C’est Sabrina Champenois qui évoque dans un article pour Libération le décalage entre sa mort et son annonce avant de poursuivre sur une évocation de l’écrivain assez intéressante. Présentant le même intérêt, deux autres articles sont accessibles en ligne, l’un de Pascal Perrot sur Brouillons de culture, l’autre sur 13ème rue.

Un documentaire lui avait été également consacré en 1995, réalisé par Olivier Bourbeillon et produit par Paris-Brest.

Outre-Manche, il a fait l’objet de deux articles dans le Guardian, l’un de Christopher Hawtree, l’autre de l’un de ses éditeurs anglais, Maxim Jakubowski.

En ce qui me concerne, Marc Behm a d’abord été associé à Mortelle Randonnée, la seconde collaboration entre Michel Audiard, Claude Miller et Michel Serrault.
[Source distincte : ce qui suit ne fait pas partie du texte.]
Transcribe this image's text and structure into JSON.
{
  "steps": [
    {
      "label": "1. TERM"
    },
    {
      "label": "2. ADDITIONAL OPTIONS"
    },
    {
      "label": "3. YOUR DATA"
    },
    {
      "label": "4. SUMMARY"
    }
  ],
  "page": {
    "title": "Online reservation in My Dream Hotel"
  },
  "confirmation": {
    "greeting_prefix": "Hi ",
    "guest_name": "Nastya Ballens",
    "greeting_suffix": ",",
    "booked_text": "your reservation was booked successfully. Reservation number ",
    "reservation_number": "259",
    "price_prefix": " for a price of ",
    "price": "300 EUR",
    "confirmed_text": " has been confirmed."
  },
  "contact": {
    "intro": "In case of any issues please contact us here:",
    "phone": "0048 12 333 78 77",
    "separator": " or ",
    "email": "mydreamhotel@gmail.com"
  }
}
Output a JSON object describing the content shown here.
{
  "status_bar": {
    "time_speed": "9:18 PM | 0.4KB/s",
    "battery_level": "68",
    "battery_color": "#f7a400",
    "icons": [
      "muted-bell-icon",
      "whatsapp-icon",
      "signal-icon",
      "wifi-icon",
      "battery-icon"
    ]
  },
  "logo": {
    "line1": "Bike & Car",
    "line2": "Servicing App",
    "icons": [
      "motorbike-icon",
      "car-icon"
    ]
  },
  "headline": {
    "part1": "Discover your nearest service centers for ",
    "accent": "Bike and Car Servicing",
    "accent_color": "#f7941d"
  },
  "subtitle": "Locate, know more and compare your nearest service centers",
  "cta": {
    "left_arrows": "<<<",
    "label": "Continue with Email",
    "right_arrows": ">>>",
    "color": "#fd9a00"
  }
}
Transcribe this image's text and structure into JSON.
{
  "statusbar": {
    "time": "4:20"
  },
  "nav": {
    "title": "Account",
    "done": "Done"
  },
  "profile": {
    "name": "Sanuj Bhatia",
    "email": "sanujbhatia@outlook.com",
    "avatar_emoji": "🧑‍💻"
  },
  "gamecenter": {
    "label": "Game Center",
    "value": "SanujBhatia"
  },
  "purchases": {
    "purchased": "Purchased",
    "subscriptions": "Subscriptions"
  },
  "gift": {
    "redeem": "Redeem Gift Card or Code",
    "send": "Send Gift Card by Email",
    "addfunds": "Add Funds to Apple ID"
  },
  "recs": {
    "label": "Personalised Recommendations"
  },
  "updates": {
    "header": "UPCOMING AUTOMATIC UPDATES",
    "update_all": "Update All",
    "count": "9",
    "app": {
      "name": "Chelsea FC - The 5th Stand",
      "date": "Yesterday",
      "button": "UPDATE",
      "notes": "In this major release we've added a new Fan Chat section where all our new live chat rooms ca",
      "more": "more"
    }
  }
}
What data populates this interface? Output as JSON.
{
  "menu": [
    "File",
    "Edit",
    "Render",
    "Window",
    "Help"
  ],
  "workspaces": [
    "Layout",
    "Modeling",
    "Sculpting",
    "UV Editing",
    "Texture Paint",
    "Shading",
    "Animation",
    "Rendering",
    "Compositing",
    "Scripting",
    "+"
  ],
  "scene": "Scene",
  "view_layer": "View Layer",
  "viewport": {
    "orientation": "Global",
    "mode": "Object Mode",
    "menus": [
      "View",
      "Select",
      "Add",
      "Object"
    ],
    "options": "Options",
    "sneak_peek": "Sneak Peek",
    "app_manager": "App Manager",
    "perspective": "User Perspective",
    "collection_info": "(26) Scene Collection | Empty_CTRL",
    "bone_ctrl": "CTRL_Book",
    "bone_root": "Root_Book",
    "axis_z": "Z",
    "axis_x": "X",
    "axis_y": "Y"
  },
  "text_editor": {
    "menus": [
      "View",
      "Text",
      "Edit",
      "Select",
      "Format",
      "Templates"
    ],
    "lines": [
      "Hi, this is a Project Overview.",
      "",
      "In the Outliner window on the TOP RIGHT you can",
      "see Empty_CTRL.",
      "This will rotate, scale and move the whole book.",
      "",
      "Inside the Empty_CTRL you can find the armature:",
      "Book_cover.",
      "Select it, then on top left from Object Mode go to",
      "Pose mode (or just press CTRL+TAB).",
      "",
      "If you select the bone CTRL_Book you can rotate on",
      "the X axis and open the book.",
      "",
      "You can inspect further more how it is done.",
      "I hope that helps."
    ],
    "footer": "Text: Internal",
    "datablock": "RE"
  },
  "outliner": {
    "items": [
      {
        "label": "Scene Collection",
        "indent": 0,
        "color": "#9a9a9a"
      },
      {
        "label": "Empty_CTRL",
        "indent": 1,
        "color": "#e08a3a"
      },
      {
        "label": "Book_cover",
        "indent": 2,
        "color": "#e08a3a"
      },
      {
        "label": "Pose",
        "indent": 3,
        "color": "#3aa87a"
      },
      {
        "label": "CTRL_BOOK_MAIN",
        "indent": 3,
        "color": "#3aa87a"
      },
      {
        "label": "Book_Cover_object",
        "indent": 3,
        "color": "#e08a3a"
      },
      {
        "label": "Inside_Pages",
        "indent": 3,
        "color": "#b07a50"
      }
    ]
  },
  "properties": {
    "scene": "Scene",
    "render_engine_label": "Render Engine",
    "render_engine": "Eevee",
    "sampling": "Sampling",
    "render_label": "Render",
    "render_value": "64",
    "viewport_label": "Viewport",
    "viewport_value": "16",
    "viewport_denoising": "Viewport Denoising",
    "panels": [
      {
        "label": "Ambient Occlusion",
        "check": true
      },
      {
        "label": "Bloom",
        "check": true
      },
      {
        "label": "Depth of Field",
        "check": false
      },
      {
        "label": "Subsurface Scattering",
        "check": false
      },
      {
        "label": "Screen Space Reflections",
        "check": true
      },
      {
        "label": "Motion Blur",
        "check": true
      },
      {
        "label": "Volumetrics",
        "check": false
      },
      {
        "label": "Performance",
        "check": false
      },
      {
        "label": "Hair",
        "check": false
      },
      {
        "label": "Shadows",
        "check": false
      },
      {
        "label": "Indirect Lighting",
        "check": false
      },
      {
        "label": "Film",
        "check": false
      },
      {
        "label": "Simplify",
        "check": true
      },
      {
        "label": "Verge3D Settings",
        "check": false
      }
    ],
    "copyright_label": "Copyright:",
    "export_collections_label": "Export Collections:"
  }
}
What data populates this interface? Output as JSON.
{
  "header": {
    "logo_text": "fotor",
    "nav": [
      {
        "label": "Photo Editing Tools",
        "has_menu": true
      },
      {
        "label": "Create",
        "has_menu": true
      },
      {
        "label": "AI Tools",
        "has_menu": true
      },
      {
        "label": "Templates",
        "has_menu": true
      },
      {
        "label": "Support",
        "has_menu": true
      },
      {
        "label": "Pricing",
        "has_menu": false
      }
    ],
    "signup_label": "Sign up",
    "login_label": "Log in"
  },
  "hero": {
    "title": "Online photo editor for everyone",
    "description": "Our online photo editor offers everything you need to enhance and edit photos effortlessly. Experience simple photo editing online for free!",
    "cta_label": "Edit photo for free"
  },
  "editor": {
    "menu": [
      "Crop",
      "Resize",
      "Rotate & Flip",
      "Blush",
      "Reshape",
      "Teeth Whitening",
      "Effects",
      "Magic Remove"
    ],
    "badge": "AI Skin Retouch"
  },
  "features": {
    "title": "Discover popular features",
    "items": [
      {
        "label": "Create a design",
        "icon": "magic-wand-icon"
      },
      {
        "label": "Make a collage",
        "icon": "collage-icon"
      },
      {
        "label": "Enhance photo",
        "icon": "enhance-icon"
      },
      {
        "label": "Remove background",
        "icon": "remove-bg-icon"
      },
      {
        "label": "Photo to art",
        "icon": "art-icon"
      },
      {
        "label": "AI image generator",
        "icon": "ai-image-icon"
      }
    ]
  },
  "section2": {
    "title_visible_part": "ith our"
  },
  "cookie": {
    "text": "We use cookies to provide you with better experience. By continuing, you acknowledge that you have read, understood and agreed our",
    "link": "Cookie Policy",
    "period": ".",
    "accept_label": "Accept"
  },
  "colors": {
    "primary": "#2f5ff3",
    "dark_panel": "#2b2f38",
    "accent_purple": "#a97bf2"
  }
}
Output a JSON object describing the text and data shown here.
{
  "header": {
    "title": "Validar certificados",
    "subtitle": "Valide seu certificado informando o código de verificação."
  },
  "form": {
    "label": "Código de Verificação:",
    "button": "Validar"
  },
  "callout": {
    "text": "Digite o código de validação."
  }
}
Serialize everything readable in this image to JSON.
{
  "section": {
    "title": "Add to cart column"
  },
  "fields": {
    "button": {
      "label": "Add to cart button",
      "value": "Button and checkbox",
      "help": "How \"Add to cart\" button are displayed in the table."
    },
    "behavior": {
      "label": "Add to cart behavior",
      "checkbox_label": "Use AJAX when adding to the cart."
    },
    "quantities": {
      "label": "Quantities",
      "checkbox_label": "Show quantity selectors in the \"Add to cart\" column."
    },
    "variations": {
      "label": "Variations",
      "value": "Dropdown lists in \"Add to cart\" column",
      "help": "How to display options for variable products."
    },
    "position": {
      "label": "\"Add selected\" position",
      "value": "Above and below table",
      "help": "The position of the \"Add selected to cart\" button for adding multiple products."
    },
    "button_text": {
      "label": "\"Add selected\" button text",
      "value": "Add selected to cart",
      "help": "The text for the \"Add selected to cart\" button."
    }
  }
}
Il m’aura fallu quelques années pour en venir aux romans de l’écrivain à l’origine d’autres films comme Charade de Stanley Donen ou Help de Richard Lester, celui avec les Beatles.

Après ces petites lectures pour mieux connaître l’auteur et qui dévoilent quelques intrigues (on appelle aussi ça des spoilers, non ?), donc à éviter si vous voulez garder l’attrait de la découverte, je vais vous parler des miennes concernant ses romans, à commencer par La Reine de la nuit, le premier d’entre eux.